To end off, this is the blueprint to my early semi-retirement, when I reach the stage to live like the Fisherman for the rest of my life.


5 thoughts on “Planning For My Ultimate Goal

  1. B

    Hi Hww

    You have a great ambition with a great plan pen in a great blog.

    I wish you all the success and we will walk along the journey together to reach the end.

    1. My 15 HWW Post author

      Hi B/Brian,

      Thanks for dropping by and I enjoyed your blog too.

      Looking at the pace you’re setting, I probably have to run instead of walk to keep pace with you. 😉

      1. B

        Hi Hww

        Reaching the goal is probably one of the motivation but it is the daily habits which keeps us from strength to strength each day.

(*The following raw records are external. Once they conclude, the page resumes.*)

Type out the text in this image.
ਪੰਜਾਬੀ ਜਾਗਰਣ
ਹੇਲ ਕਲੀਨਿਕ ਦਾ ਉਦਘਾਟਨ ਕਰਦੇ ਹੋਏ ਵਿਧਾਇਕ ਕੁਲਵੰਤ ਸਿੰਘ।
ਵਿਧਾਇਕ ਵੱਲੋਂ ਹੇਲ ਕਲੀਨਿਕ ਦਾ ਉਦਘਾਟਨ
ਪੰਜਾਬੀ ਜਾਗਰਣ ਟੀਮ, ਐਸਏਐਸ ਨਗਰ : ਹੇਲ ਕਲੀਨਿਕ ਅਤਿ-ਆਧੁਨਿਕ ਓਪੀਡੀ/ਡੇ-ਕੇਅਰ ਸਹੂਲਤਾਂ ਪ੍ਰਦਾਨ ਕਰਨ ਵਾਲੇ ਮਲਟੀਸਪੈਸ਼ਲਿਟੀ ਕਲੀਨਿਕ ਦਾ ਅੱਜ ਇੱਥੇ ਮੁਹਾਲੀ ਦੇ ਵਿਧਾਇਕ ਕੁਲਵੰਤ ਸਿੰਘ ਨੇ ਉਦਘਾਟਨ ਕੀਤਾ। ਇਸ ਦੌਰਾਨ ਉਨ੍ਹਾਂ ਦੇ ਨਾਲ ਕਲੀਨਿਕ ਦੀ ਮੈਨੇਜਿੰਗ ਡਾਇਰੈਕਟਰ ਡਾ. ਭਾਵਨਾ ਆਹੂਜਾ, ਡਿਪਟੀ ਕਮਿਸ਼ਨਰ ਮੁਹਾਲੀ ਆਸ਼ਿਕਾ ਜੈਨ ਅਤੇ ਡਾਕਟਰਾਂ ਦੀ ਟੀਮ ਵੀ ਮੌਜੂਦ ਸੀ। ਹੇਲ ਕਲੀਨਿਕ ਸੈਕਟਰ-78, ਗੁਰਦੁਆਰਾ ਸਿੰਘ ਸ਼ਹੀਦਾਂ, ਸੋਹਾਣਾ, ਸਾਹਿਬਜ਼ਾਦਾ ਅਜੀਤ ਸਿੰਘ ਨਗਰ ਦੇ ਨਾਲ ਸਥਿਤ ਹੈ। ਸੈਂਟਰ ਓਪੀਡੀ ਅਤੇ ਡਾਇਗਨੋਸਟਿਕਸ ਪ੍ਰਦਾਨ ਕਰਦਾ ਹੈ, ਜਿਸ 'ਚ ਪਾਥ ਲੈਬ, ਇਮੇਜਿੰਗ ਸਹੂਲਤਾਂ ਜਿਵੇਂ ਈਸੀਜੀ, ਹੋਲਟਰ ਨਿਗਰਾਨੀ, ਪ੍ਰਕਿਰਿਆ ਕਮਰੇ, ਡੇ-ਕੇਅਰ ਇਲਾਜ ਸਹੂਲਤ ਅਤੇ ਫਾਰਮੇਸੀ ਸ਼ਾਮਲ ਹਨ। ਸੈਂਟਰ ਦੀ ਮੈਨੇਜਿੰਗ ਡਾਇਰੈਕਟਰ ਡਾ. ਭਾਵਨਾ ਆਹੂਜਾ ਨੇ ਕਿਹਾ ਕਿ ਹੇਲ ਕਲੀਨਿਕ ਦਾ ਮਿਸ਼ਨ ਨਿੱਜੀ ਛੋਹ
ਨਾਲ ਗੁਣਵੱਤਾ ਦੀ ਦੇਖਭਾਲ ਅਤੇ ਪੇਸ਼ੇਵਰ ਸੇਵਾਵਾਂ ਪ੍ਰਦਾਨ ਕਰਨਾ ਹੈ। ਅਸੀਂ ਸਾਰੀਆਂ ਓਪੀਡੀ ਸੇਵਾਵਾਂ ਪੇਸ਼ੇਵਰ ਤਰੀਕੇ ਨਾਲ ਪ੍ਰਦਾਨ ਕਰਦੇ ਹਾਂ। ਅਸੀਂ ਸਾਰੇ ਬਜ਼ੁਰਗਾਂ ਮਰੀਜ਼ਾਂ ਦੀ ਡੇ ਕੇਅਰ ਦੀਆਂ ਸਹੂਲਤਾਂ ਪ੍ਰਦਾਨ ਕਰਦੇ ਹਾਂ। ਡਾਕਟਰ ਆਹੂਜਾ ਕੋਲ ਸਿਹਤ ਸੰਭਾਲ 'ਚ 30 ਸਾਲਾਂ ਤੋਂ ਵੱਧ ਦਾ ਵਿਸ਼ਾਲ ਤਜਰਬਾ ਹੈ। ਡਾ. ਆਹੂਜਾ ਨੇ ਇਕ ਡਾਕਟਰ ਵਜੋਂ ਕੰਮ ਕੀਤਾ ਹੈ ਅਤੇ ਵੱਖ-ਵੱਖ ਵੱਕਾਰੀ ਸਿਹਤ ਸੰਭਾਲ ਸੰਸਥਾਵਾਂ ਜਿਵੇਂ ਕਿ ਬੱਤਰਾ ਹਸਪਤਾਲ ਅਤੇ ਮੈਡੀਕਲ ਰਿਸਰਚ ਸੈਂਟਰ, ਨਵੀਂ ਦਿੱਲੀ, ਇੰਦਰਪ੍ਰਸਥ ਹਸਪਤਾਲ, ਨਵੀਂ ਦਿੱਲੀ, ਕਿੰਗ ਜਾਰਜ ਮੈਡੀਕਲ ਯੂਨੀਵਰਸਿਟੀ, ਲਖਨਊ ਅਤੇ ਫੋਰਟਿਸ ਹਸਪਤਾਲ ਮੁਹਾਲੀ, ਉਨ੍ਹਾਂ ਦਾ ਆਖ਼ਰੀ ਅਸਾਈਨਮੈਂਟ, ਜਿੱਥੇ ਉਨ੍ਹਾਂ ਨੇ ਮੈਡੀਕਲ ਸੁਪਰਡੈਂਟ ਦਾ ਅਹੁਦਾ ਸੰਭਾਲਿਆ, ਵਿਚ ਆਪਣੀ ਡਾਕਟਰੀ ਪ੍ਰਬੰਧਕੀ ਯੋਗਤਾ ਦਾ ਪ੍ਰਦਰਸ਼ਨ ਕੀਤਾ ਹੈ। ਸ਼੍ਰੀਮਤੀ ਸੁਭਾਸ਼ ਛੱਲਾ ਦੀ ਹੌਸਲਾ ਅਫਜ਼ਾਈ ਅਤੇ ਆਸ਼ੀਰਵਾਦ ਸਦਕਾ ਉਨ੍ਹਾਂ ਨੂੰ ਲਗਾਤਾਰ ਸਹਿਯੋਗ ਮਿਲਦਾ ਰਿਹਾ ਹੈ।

        It is heartening to see there are more and more young people like you and me who has this sort of ambition. I dont hv it much in people around me so I would feel “weird” at times.

  2. cherry

    I love reading your blog. It cracks me up with the way you write. I’m only slightly younger than you, but I see much in common (except for the pay part la, WL, you earn quite a lot) because I’m from the same sector as you. This is my first job, and well, I hope I’ll be as successful as you in my career + future marriage life + potential early retirement life. Hehe.

    1. My 15 HWW Post author

      Hi cherry,

      Glad you have enjoyed reading my articles and hopefully, you have learnt something useful from here as well.

      Since you are younger than me, you definitely have time on your side so jia you! All the best in your endeavors.